Now N,P and K absorbs certain amount of light and reflects the left out of it. TCS230 absorbs that reflected light using photo-diode and converts into current.

So, you can use it.

Also for more clarity, look at this article:

https://www.google.com/url?sa=t&rct=j&q=&esrc=s&source=web&cd=1&cad=rja&uact=8&ved=2ahUKEwimwamRvPDkAhUp73MBHdNkCX4QFjAAegQIBBAB&url=https%3A%2F%2Fieeexplore.ieee.org%2Fdocument%2F8312001&usg=AOvVaw3paP9oigvysUIsy1KQuW2N

The link above, posted properly: Detection of nitrogen, phosphorus, and potassium (NPK) nutrients of soil using optical transducer | IEEE Conference Publication | IEEE Xplore. The paper is available only to paying subscribers, but I looked though it.

It is utter nonsense, of no scientific or practical value and containing no quantitative information. Below is the complete description of the material used for "testing" the "sensor".

Three types of the soils with different nutrient were obtained from a nursery shop while the other three were taken from residential areas. The sample specification is listed in TABLE II.

soil_samples.png

Finally, the article states that a photodiode was used as a detector, but the schematic diagram shows an LDR. Complete waste of time!

soil_samples.png

jremington:
Complete waste of time!

Of course.
First poster resurrecting a necrothread... that's usually something nonsensical.

Who knows? The poster doing the resurrecting could be one of the paper's authors. It is hard to imagine someone else thinking that the publication provides "clarity".

Any found more information on this? I have several studies downloaded but none of them show the exact circuit and how was the solution with the soil measured via RGB leds..

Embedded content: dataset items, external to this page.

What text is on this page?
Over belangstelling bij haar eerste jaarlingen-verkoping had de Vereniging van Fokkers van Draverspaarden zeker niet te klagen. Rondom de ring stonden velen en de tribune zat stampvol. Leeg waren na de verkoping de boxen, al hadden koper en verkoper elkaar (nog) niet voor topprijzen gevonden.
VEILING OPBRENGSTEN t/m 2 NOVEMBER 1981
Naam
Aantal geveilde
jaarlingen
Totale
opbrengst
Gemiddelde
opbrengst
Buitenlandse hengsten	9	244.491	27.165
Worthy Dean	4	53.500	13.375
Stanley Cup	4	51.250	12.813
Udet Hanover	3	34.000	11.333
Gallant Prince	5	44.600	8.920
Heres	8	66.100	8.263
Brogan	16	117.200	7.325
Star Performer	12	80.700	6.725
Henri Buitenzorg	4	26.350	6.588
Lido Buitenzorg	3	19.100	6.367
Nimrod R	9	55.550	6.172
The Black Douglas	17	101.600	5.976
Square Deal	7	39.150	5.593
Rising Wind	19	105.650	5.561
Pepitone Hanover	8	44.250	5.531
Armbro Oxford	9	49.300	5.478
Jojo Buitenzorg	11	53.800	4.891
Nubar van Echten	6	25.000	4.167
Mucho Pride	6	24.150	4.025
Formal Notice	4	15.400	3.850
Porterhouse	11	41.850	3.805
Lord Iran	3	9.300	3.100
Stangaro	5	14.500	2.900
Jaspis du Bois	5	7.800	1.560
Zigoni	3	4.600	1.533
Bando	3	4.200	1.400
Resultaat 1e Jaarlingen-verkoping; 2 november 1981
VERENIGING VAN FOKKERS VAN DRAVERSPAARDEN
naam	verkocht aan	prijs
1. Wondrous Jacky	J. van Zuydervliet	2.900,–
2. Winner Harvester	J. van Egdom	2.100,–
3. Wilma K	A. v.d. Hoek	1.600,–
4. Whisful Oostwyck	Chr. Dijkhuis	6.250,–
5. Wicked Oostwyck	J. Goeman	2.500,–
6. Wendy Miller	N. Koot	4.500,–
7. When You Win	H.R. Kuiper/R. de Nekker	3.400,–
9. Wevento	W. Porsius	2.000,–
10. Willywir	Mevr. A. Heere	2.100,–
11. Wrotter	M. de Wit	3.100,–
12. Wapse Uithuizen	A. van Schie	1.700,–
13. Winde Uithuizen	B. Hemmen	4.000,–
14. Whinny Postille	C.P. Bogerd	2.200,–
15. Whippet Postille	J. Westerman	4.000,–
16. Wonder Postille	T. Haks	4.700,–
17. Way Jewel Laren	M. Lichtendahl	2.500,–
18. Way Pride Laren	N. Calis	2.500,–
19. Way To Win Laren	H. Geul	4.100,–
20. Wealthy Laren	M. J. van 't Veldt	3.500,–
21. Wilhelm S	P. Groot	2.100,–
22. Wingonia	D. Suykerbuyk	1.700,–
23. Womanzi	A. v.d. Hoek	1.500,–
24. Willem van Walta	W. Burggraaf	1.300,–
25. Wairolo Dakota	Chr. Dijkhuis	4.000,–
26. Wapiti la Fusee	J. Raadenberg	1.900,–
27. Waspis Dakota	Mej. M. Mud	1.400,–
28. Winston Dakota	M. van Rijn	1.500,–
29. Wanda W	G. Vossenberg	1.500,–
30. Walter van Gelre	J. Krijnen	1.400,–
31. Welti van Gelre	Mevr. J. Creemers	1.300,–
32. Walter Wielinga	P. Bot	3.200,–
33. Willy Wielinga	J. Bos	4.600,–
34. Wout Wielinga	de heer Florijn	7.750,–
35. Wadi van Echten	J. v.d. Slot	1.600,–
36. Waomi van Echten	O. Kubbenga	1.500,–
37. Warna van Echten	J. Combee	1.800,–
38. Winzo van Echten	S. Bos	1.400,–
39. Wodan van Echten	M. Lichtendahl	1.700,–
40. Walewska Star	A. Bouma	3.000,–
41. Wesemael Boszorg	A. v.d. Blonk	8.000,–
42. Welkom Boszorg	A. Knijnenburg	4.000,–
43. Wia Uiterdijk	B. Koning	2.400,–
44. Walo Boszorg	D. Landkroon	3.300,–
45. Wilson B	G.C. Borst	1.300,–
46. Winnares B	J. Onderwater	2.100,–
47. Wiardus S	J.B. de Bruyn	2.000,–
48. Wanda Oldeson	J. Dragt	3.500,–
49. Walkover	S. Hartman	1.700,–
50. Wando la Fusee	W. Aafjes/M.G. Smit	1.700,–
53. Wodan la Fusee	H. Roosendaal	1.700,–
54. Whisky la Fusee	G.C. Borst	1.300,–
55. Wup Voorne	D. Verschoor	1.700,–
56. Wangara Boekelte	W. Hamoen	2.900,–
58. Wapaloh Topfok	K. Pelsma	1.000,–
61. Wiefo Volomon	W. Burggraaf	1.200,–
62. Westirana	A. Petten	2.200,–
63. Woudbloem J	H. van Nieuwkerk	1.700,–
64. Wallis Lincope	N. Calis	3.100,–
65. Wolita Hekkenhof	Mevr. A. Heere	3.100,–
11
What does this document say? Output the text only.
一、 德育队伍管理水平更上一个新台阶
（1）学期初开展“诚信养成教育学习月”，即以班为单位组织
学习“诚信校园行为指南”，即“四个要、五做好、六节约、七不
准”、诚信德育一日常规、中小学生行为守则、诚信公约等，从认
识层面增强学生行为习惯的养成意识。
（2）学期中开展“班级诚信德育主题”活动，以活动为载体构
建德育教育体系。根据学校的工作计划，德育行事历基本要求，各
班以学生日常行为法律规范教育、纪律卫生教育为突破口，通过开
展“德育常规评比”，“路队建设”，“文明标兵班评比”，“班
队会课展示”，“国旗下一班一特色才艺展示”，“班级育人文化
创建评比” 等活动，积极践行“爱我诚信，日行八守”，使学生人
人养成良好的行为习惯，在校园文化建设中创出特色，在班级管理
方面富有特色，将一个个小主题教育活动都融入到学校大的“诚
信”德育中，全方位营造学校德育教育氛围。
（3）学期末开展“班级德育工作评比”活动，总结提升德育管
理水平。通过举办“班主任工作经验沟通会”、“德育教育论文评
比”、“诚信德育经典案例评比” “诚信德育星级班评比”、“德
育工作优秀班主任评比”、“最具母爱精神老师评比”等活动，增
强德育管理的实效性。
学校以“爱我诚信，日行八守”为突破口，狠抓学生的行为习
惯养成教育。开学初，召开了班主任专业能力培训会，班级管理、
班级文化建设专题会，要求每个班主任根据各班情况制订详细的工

bump. Anyone has any update on this? I am looking for Soil NPK Sensor as well that can be interfaced with arduino. Thanks in advance.

Still doesn't exist.

what about method described in this video??

Try it and report the results.

definitely will, already expecting delivery for color sensor

I don't know how well and precise is the color sensor method?

I do not think it "quantifies" the values of N, P and K and only shows High/Medium/Low.

jremington:
The link above, posted properly: Detection of nitrogen, phosphorus, and potassium (NPK) nutrients of soil using optical transducer | IEEE Conference Publication | IEEE Xplore. The paper is available only to paying subscribers, but I looked though it.

It is utter nonsense, of no scientific or practical value and containing no quantitative information. Below is the complete description of the material used for "testing" the "sensor".

soil_samples.png

Finally, the article states that a photodiode was used as a detector, but the schematic diagram shows an LDR. Complete waste of time!

As per this earlier post, it does not seem very promising.

I don't know how well and precise is the color sensor method?

It doesn't work at all, as the nutrients of interest are colorless, but we should certainly encourage experimenters discover that for themselves.